In bocca al lupo, Fabio.
Jun 25, 2003
38,242
While you were certainly engaging in quite a bit of hyperbole in saying that everyone younger is obese, to be fair, obesity was the second highest comorbidity in a New York study of 5700 patients. Hypertension was number one at 56%, obesity was number two at 42%.

https://jamanetwork.com/journals/jama/fullarticle/2765184

Another one showed that under the age of 60, obese people were more than twice as likely to be hospitalized.

https://www.nytimes.com/2020/04/16/health/coronavirus-obesity-higher-risk.html

Unfortunately obesity in no lockdown would cause severe issues in comparison to healthier countries.
I can agree with you there. Some countries are different. The US, but also Mexico or Samoa come to mind.

I don't think Americans fully realise just how different their population looks. Whenever someone of my friends goes to the US for the first time it's the first thing they notice. And it's true, you expect obesity when you go there, but it's just shocking. It's insane.

Obviously you have to act differently when half your population is at a bigger risk. I definitely agree.

In the long term though maybe this should be a wake up call. Improve healthcare, improve the general fitness of the population, make healthier choices easier (in my experience it honestly just isn't as easy to buy healthy food in the US for example).

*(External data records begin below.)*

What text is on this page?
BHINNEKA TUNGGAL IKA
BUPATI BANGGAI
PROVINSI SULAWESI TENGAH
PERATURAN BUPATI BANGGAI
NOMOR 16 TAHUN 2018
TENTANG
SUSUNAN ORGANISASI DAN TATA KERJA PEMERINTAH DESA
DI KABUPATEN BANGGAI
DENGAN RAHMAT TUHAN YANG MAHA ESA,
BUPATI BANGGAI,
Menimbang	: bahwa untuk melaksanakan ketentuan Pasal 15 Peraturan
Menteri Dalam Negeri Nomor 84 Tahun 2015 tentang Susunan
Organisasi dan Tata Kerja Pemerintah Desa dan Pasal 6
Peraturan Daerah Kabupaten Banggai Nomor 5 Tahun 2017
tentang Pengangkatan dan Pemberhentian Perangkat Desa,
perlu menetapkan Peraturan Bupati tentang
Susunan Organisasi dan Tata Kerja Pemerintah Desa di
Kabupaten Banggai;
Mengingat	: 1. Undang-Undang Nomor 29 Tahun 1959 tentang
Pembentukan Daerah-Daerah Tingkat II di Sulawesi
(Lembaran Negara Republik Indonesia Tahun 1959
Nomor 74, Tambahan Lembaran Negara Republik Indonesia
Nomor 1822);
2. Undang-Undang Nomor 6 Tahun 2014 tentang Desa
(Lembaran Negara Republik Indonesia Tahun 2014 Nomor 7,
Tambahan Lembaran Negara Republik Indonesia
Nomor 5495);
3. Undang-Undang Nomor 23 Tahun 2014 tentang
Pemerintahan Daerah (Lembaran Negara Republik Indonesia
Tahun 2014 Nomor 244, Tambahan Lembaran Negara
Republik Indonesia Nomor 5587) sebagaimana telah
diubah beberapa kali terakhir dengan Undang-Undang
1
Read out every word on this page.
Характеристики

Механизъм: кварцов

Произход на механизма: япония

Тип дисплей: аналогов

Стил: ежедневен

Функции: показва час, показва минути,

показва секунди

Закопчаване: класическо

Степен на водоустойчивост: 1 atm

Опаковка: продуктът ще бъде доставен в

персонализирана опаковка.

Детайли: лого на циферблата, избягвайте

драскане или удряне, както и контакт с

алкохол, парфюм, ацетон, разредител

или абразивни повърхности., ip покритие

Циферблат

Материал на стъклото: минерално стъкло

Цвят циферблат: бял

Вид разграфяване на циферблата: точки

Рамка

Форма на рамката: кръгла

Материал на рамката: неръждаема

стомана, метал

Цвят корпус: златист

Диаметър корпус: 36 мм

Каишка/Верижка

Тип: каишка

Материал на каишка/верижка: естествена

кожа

Scientifically I think we should invest way more resources in gerontology and trying to delay the aging process. Humans are designed to be in relative health until their sixties. The truth is we have a lot of people that live well into their 90's now, but their quality of life is severely lacking.

Another thing to consider is that maybe we've been weakening our non-specific immune system over the last decades. Face masks are fine for a short period of time, but apply them for years and in the end almost any bug is going to get you under.